Ben 2015 yılından bugüne kadar milletvekiliyim, 3'üncü dönem. 26'ncı Dönem Tunceli Milletvekiliydim, 27'nci ve 28'inci dönem Elâzığ Milletvekiliyim. Bu Parlamentoda gördüğüm bir gerçek var, sürekli konular aynı, yalnızca konuşmacılar ayrı yani sürekli konuları burada konuşuyoruz ama o konuları konuşan konuşmacılar sürekli değişiyor. Doğal olarak iktidar partisinin yanlış bir algısı var. O algınız nedir? Bu Parlamentoda bulunan bütün bir milletvekillerinin siyaset tarzları, siyaset dilleri, siyasi tabanları, siyaset yapma anlayışları doğal olarak birbirinden farklı, olaylara bakış açımız da farklı. Doğal olarak herkes kendi seçmeninin beklentisi doğrultusunda bu Parlamento kürsüsünü özgürce kullanabilmeli ve seçmen kitlesinin beklentilerine göre taleplerini bu kürsüde gündeme getirmeli. Doğrudur, yanlıştır, ayrı bir şey ama hepimiz birbirimizin düşüncelerine saygı duyacağız. Hepimizin ortak bir kimliği var. Hepimizin ortak kimliği nedir? Türkiye Cumhuriyeti'nin yurttaşı olmak, devletin varlığını, vatanın bölünmez bütünlüğünü, milletin birliğini ve beraberliğini korumaktır. Bu değerler bu Parlamentonun değerleridir ve biz yemin ederken bu değerler üzerine, bu söylemler üzerine yemin ettik. (CHP sıralarından alkışlar) Doğal olarak, burada herkes herkesin düşüncesine saygı göstermek zorunda. Beni bölgemde herkes bilir; ben bölgemde -Tunceli Milletvekilliğimde de Elâzığ Milletvekilliğimde de- terör karşıtı birisiyim; FETÖ'ye de karşıyım, PKK'ya da karşıyım, IŞİD'e de karşıyım, bu ülkenin üniter devlet yapısına zarar veren, tehdit eden, bu ülkenin askerini, polisini şehit eden her anlayışa karşıyım. Bu devlet bizim. (CHP ve AK PARTİ sıralarından alkışlar) Kimse kimseden daha fazla devletçilik, kimse kimseden daha fazla vatanseverlik, milliyetçilik yapmasın, hepimizin ortak değerleri ülkemize, devletimize sahip çıkmak. Önce bunu bir tespit edip bunu bir değerlendirmek isterim.

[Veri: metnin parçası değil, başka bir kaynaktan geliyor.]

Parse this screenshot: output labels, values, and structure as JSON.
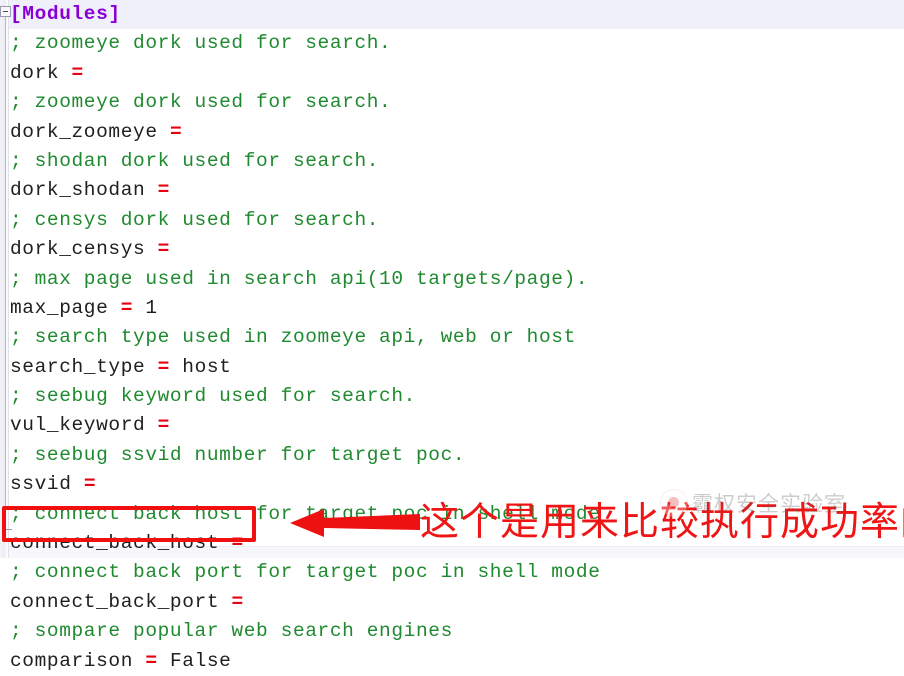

Bugün aslında güzel bir tablo var; kendi siyasi düşüncelerine, anlayışlarına göre Kobani'nin yargılanma süreci ve sonucuyla ilgili tepki koyan ve fotoğrafları önlerinde paylaşan bir parti var; diğer taraftan da ulusal başarılara imza atan ve kendi alanlarında başarı hikâyesi oluşturan birçok insanın remi var; ne güzel. Ne güzel, demokrasinin güzelliği bu. Yani bırakın, bir taraf bir düşünceyi savunuyorsa herkes birbirine saygı duyduğu sürece biz bu ülkenin gelişmesine, bu ülkede özgürlüklerin genelleşmesine, evrensel değerler üzerinde yurttaşlarımızın yurttaşlık haklarının aranmasına katkı sunarız. Kimse kimseden daha fazla devletçi değil.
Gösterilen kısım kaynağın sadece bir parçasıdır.